Thursday, November 3, 2011

The American Conquest of California

The folllowing is an excerpt from a work-in-progress called The Town I Live In.

While it is technically true that Spain, followed by Mexico, owned California until America conquered it in 1850, history shows that American businessmen had been after the land for years before it became officially America, and that it was American businessmen who took land ownership, commodification, and exploitation to the most extreme levels of intensity that California had ever seen.

The more I read about American history, the more I become convinced that the defining trait of America is not freedom or democracy, but rather a frighteningly efficient business savvy.

American companies like Bryant, Sturgis and Co. and ambitions merchants like Abel Stearns were already gobbling up most of the commodities markets before America got the notion that it was its "manifest destiny" to own North America all the way to the Pacific.

So we started sending troops into California. In Orange County Through Four Centuries, Leo J. Friis writes, "The Mexican War came to southern California when John C. Fremont landed with his battallion at San Diego on July 26, 1846."

To convince the American public that "we take nothing by conquest," the US government cooked up some excuse involving a border dispute, and then sent in its full military power to take the land by conquest. Why would the government do this? It seems pretty clear that it was the businessmen who were doing the real legislating, as they still do today.

The Mexican War ended with the Treaty of Guadelupe Hidalgo, which gave the US California and other prime real estate in exchange for a token amount of money, so it would not look like we were stealing.
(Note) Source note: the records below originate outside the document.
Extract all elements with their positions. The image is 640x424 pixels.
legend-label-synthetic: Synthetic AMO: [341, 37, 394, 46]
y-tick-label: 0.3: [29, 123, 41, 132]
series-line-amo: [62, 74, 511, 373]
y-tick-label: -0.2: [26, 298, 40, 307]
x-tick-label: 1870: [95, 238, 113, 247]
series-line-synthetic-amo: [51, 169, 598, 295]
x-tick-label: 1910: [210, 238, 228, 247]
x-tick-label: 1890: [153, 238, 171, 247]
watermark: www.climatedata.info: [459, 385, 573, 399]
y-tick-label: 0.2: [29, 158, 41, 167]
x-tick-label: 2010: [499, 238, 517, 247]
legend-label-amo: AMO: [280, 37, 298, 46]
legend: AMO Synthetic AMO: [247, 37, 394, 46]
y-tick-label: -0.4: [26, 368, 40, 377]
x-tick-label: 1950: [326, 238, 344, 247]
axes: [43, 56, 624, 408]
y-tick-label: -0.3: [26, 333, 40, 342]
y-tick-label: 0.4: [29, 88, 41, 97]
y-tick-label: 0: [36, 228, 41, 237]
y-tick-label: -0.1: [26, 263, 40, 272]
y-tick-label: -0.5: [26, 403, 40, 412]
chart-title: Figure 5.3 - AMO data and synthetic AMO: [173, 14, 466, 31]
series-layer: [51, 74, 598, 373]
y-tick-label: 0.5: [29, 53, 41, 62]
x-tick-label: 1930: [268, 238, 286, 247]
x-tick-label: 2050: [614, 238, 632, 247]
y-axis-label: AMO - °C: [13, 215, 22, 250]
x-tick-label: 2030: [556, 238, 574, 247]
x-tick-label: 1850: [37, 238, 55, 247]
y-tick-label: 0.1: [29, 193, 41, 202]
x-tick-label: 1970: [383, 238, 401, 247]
Under the terms of the treaty, Mexican citizens were guaranteed their property rights, so it looked like we were being fair. However, as Friis points out, "The spirit of this treaty was violated by a law enacted by Congress in 1851 which established a commission of three persons to "acertain and setle private land claims." What this lesser-known law did was to put the power of land ownership in the hands of US Land Commissioners, who often denied Mexican citizens their land rights based on some minor bureaucratic detail, like not having an original map of the property. This is a good example of what I would call "conquest by bureaucracy."

The newly-formed state of California lost no time in creating a legislature and dividing the state into 27 counties, which could be further subdivided and sold for maximum profit.